Mad Men’s Joan is roughly equivalent to The Knick’s Dr. Algernon Edwards. Edwards is a talented, African-American surgeon who has difficulty being recognized as such as a result of his race; Joan was a talented businesswoman who had a hard time being taken seriously because of her sex. Also: both Joan and Edwards are super-duper hot, and have love trysts that must be kept secret. For both, it is a singular detail—for Edwards, his race; for Joan, her sex—that both defines and limits them because of the time period in which they are living. Finally, both characters make us recognize just how far we’ve come in the intervening years, and yet also, how far we haven’t come.


Herman Barrow is the hospital’s manager, and The Knick’s Pete Campbell. Although he doesn’t have Campbell’s ambition, he’s a similarly slimy character. Barrow’s only out for his own gains, and he’ll do whatever it takes to succeed. He’s a sexually creepy, lying kiss-ass, and instantly hate-able. Barrow also has a soupçon of Mad Men’s Lane Price. In other words, you root for him to fail.


Mad Men’s Peggy Olson—young, eager, naïve—is mirrored by The Knick’s Dr. Bertie Chickering Jr., a beginning surgeon who worships at Thackary’s feet. Bertie is as sweet and innocent as Olson was at the beginning of Mad Men, and like Olson, he has a lot to learn, not just about the ways of his chosen profession, but also about the ways of the world.


There are other characters that seem to parallel eachother as well; The Knick’s Nurse Elkin’s love for a man who will clearly disappoint her is similar to that of Betty Draper’s, and, while The Knick’s Eleanore Galanger character has nothing more in common with Trudy Campbell than they both have a husband, they do look a lot alike.   

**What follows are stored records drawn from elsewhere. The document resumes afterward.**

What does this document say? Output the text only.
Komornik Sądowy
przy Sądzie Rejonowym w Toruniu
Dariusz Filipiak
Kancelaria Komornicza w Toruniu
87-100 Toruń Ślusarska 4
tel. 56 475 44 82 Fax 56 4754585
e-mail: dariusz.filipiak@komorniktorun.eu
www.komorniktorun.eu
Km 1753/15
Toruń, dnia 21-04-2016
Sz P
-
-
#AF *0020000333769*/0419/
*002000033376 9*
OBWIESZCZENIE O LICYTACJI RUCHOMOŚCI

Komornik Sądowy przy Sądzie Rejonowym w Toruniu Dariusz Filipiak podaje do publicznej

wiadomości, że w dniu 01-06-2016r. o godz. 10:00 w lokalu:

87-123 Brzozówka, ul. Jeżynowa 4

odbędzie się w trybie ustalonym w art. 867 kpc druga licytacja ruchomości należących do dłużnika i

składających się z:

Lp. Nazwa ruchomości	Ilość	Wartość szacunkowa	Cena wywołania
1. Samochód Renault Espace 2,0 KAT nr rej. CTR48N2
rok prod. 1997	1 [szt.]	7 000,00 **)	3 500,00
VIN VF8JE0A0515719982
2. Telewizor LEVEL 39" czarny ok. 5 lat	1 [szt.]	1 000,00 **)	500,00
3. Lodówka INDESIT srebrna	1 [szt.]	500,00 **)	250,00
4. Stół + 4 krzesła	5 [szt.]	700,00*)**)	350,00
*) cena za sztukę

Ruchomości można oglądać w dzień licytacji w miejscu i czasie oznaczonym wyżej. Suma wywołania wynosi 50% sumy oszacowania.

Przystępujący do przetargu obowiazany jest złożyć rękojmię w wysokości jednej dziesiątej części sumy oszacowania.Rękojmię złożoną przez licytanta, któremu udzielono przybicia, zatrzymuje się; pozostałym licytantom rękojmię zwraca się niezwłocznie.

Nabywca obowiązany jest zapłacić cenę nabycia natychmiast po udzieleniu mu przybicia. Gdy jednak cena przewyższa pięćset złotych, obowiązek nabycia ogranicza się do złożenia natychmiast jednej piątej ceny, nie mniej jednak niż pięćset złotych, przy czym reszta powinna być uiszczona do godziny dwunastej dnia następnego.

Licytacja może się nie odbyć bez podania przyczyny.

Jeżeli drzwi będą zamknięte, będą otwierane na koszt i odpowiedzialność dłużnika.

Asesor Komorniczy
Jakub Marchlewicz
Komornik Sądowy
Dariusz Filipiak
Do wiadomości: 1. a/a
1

Finally, Manhattan—with all it’s grit and danger and beauty and history and sumptuousness and inequality and bars—is, in both shows, practically a character unto itself. You watch the gorgeously cinematic scenes to get an idea of what the city was like “back then,” make note of what’s still the same, and what isn’t; try to place yourself in a New York City that seemed so much simpler, yet was just as complex, as it is today.


In conclusion, if you liked Mad Men, you’ll love The Knick. Trust me, you will. But be careful: Once you’ve been hooked with Season 1, you’ll have to wait until Season 2, which just started airing, comes to Amazon. Or, who knows? You might even spring for Cinemax.